General Questions (from Students to Professionals)

  1. What skills/characteristics do you look for in a new employee?
  2. How do you go about establishing a new employee in your firm?
  3. What was your experience like transitioning from school to the profession and do you have any advice for students as they go through that process?

3 Replies to “Resiliency Revisted: AIA Spring Membership Meeting & SDSU AIAS Contribution”

  1. What a great meeting! Thank you to everyone who participated. We should set up a zoom party / forum to discuss further with students. I would like to understand how this is affecting them and try to find a happy solution for the way we will integrate them into our practices this summer!

  2. Great stuff, Liz!
    I think I must have been preparing some “school lunches” during the General Questions. Here are my delayed responses to a couple of those:
    1. Cultural fit and attitude are most important for me, based on my few years of self-employment and my ongoing Air National Guard career. New hires can be trained to do just about anything, provided they have the right attitude.
    2. A collaborative workspace and collaborative design process work best to get new hires established on a team.
    3. I have taken a long path to the profession. Upon graduating from architecture school, I spent 10 years in the Air Force.
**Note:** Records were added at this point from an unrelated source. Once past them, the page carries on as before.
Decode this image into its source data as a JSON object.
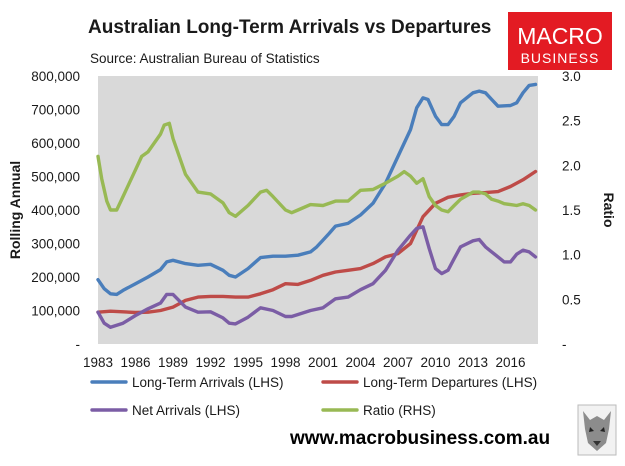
{
  "title": "Australian Long-Term Arrivals vs Departures",
  "source": "Source: Australian Bureau of Statistics",
  "logo": {
    "line1": "MACRO",
    "line2": "BUSINESS",
    "bg_color": "#e31b23"
  },
  "footer_url": "www.macrobusiness.com.au",
  "chart_data": {
    "type": "line",
    "title": "Australian Long-Term Arrivals vs Departures",
    "xlabel": "",
    "ylabel": "Rolling Annual",
    "y2label": "Ratio",
    "xlim": [
      1983,
      2018.2
    ],
    "ylim": [
      0,
      800000
    ],
    "y2lim": [
      0,
      3
    ],
    "grid": false,
    "legend_position": "bottom",
    "x_ticks": [
      1983,
      1986,
      1989,
      1992,
      1995,
      1998,
      2001,
      2004,
      2007,
      2010,
      2013,
      2016
    ],
    "x_tick_labels": [
      "1983",
      "1986",
      "1989",
      "1992",
      "1995",
      "1998",
      "2001",
      "2004",
      "2007",
      "2010",
      "2013",
      "2016"
    ],
    "y_ticks": [
      0,
      100000,
      200000,
      300000,
      400000,
      500000,
      600000,
      700000,
      800000
    ],
    "y_tick_labels": [
      "-",
      "100,000",
      "200,000",
      "300,000",
      "400,000",
      "500,000",
      "600,000",
      "700,000",
      "800,000"
    ],
    "y2_ticks": [
      0,
      0.5,
      1,
      1.5,
      2,
      2.5,
      3
    ],
    "y2_tick_labels": [
      "-",
      "0.5",
      "1.0",
      "1.5",
      "2.0",
      "2.5",
      "3.0"
    ],
    "series": [
      {
        "name": "Long-Term Arrivals (LHS)",
        "axis": "left",
        "color": "#4a7ebb",
        "x": [
          1983,
          1983.5,
          1984,
          1984.5,
          1985,
          1986,
          1987,
          1988,
          1988.5,
          1989,
          1990,
          1991,
          1992,
          1993,
          1993.5,
          1994,
          1995,
          1996,
          1997,
          1998,
          1999,
          2000,
          2000.5,
          2001,
          2001.5,
          2002,
          2003,
          2004,
          2005,
          2006,
          2007,
          2008,
          2008.5,
          2009,
          2009.4,
          2010,
          2010.5,
          2011,
          2011.5,
          2012,
          2013,
          2013.5,
          2014,
          2014.5,
          2015,
          2016,
          2016.5,
          2017,
          2017.5,
          2018
        ],
        "values": [
          192000,
          165000,
          150000,
          148000,
          160000,
          180000,
          200000,
          222000,
          245000,
          250000,
          240000,
          235000,
          238000,
          220000,
          205000,
          200000,
          225000,
          258000,
          262000,
          262000,
          265000,
          275000,
          290000,
          310000,
          330000,
          352000,
          360000,
          385000,
          420000,
          480000,
          560000,
          640000,
          705000,
          735000,
          730000,
          680000,
          655000,
          655000,
          680000,
          720000,
          750000,
          755000,
          750000,
          730000,
          710000,
          712000,
          720000,
          750000,
          772000,
          775000
        ]
      },
      {
        "name": "Long-Term Departures (LHS)",
        "axis": "left",
        "color": "#be4b48",
        "x": [
          1983,
          1984,
          1985,
          1986,
          1987,
          1988,
          1989,
          1990,
          1991,
          1992,
          1993,
          1994,
          1995,
          1996,
          1997,
          1998,
          1999,
          2000,
          2001,
          2002,
          2003,
          2004,
          2005,
          2006,
          2007,
          2008,
          2009,
          2010,
          2011,
          2012,
          2013,
          2014,
          2015,
          2016,
          2017,
          2018
        ],
        "values": [
          95000,
          98000,
          96000,
          94000,
          95000,
          100000,
          110000,
          130000,
          140000,
          142000,
          142000,
          140000,
          140000,
          150000,
          162000,
          180000,
          178000,
          190000,
          205000,
          215000,
          220000,
          225000,
          240000,
          260000,
          270000,
          300000,
          380000,
          420000,
          438000,
          445000,
          450000,
          452000,
          455000,
          470000,
          490000,
          515000
        ]
      },
      {
        "name": "Net Arrivals (LHS)",
        "axis": "left",
        "color": "#7b5da5",
        "x": [
          1983,
          1983.5,
          1984,
          1985,
          1986,
          1987,
          1988,
          1988.5,
          1989,
          1990,
          1991,
          1992,
          1993,
          1993.5,
          1994,
          1995,
          1996,
          1997,
          1998,
          1998.5,
          1999,
          2000,
          2001,
          2002,
          2003,
          2004,
          2005,
          2006,
          2007,
          2008,
          2008.5,
          2009,
          2009.5,
          2010,
          2010.5,
          2011,
          2011.5,
          2012,
          2013,
          2013.5,
          2014,
          2014.5,
          2015,
          2015.5,
          2016,
          2016.5,
          2017,
          2017.5,
          2018
        ],
        "values": [
          95000,
          62000,
          50000,
          62000,
          85000,
          105000,
          122000,
          148000,
          148000,
          110000,
          95000,
          96000,
          78000,
          62000,
          60000,
          80000,
          108000,
          100000,
          82000,
          82000,
          88000,
          100000,
          108000,
          135000,
          140000,
          162000,
          180000,
          220000,
          280000,
          325000,
          345000,
          350000,
          285000,
          225000,
          210000,
          220000,
          255000,
          290000,
          308000,
          312000,
          290000,
          275000,
          260000,
          245000,
          245000,
          268000,
          280000,
          275000,
          260000
        ]
      },
      {
        "name": "Ratio (RHS)",
        "axis": "right",
        "color": "#98b954",
        "x": [
          1983,
          1983.3,
          1983.7,
          1984,
          1984.5,
          1985,
          1986,
          1986.5,
          1987,
          1988,
          1988.3,
          1988.7,
          1989,
          1990,
          1991,
          1992,
          1993,
          1993.5,
          1994,
          1995,
          1996,
          1996.5,
          1997,
          1998,
          1998.5,
          1999,
          2000,
          2001,
          2002,
          2003,
          2004,
          2005,
          2006,
          2007,
          2007.5,
          2008,
          2008.5,
          2009,
          2009.5,
          2010,
          2010.5,
          2011,
          2011.5,
          2012,
          2013,
          2013.5,
          2014,
          2014.5,
          2015,
          2015.5,
          2016,
          2016.5,
          2017,
          2017.5,
          2018
        ],
        "values": [
          2.1,
          1.85,
          1.6,
          1.5,
          1.5,
          1.65,
          1.95,
          2.1,
          2.15,
          2.35,
          2.45,
          2.47,
          2.3,
          1.9,
          1.7,
          1.68,
          1.58,
          1.47,
          1.43,
          1.55,
          1.7,
          1.72,
          1.65,
          1.5,
          1.47,
          1.5,
          1.56,
          1.55,
          1.6,
          1.6,
          1.72,
          1.73,
          1.8,
          1.88,
          1.93,
          1.88,
          1.8,
          1.85,
          1.65,
          1.55,
          1.5,
          1.48,
          1.55,
          1.62,
          1.7,
          1.7,
          1.68,
          1.62,
          1.6,
          1.57,
          1.56,
          1.55,
          1.57,
          1.55,
          1.5
        ]
      }
    ]
  }
}
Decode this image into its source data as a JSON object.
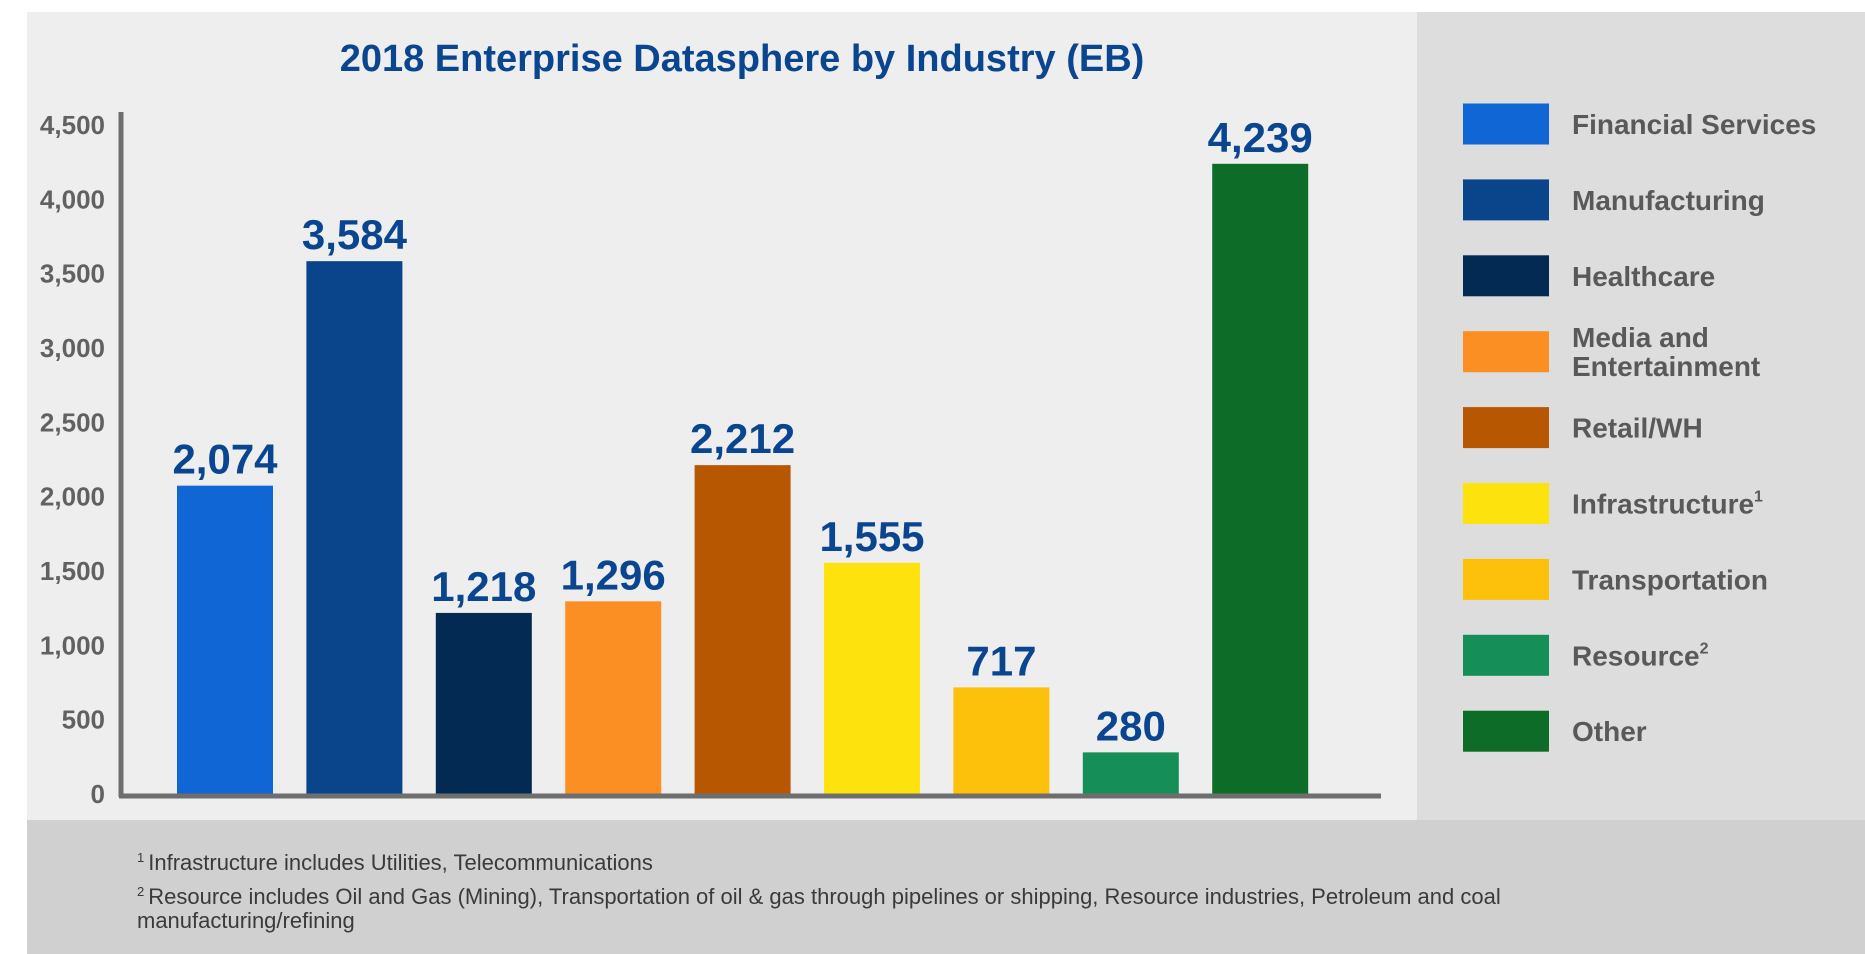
{
  "chart_data": {
    "type": "bar",
    "title": "2018 Enterprise Datasphere by Industry (EB)",
    "xlabel": "",
    "ylabel": "",
    "ylim": [
      0,
      4500
    ],
    "yticks": [
      0,
      500,
      1000,
      1500,
      2000,
      2500,
      3000,
      3500,
      4000,
      4500
    ],
    "ytick_labels": [
      "0",
      "500",
      "1,000",
      "1,500",
      "2,000",
      "2,500",
      "3,000",
      "3,500",
      "4,000",
      "4,500"
    ],
    "grid": false,
    "legend_position": "right",
    "categories": [
      "Financial Services",
      "Manufacturing",
      "Healthcare",
      "Media and Entertainment",
      "Retail/WH",
      "Infrastructure",
      "Transportation",
      "Resource",
      "Other"
    ],
    "values": [
      2074,
      3584,
      1218,
      1296,
      2212,
      1555,
      717,
      280,
      4239
    ],
    "data_labels": [
      "2,074",
      "3,584",
      "1,218",
      "1,296",
      "2,212",
      "1,555",
      "717",
      "280",
      "4,239"
    ],
    "colors": [
      "#1066d4",
      "#0a458c",
      "#032a52",
      "#fb8f24",
      "#b75702",
      "#fde20d",
      "#fdc00b",
      "#158e58",
      "#0e6c29"
    ],
    "legend": [
      {
        "lines": [
          "Financial Services"
        ],
        "sup": ""
      },
      {
        "lines": [
          "Manufacturing"
        ],
        "sup": ""
      },
      {
        "lines": [
          "Healthcare"
        ],
        "sup": ""
      },
      {
        "lines": [
          "Media and",
          "Entertainment"
        ],
        "sup": ""
      },
      {
        "lines": [
          "Retail/WH"
        ],
        "sup": ""
      },
      {
        "lines": [
          "Infrastructure"
        ],
        "sup": "1"
      },
      {
        "lines": [
          "Transportation"
        ],
        "sup": ""
      },
      {
        "lines": [
          "Resource"
        ],
        "sup": "2"
      },
      {
        "lines": [
          "Other"
        ],
        "sup": ""
      }
    ],
    "footnotes": [
      {
        "mark": "1",
        "text": "Infrastructure includes Utilities, Telecommunications"
      },
      {
        "mark": "2",
        "text": "Resource includes Oil and Gas (Mining), Transportation of oil & gas through pipelines or shipping, Resource industries, Petroleum and coal manufacturing/refining"
      }
    ]
  }
}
From there, I have made a couple stops before settling in the public sector as a Project Manager, while continuing my military career in the Air National Guard.
    Bottom line, an architecture degree opens a lot of doors…don’t be afraid to explore a few of those, as you may find your best fit in a less traditional or adjacent practice. Talk soon!
    Cheers, John

    1. John, thanks for sharing your thoughts. I would be remiss if I did not give credit to Karianna Larson and the SDSU AIAS for coming up with the thought provoking questions.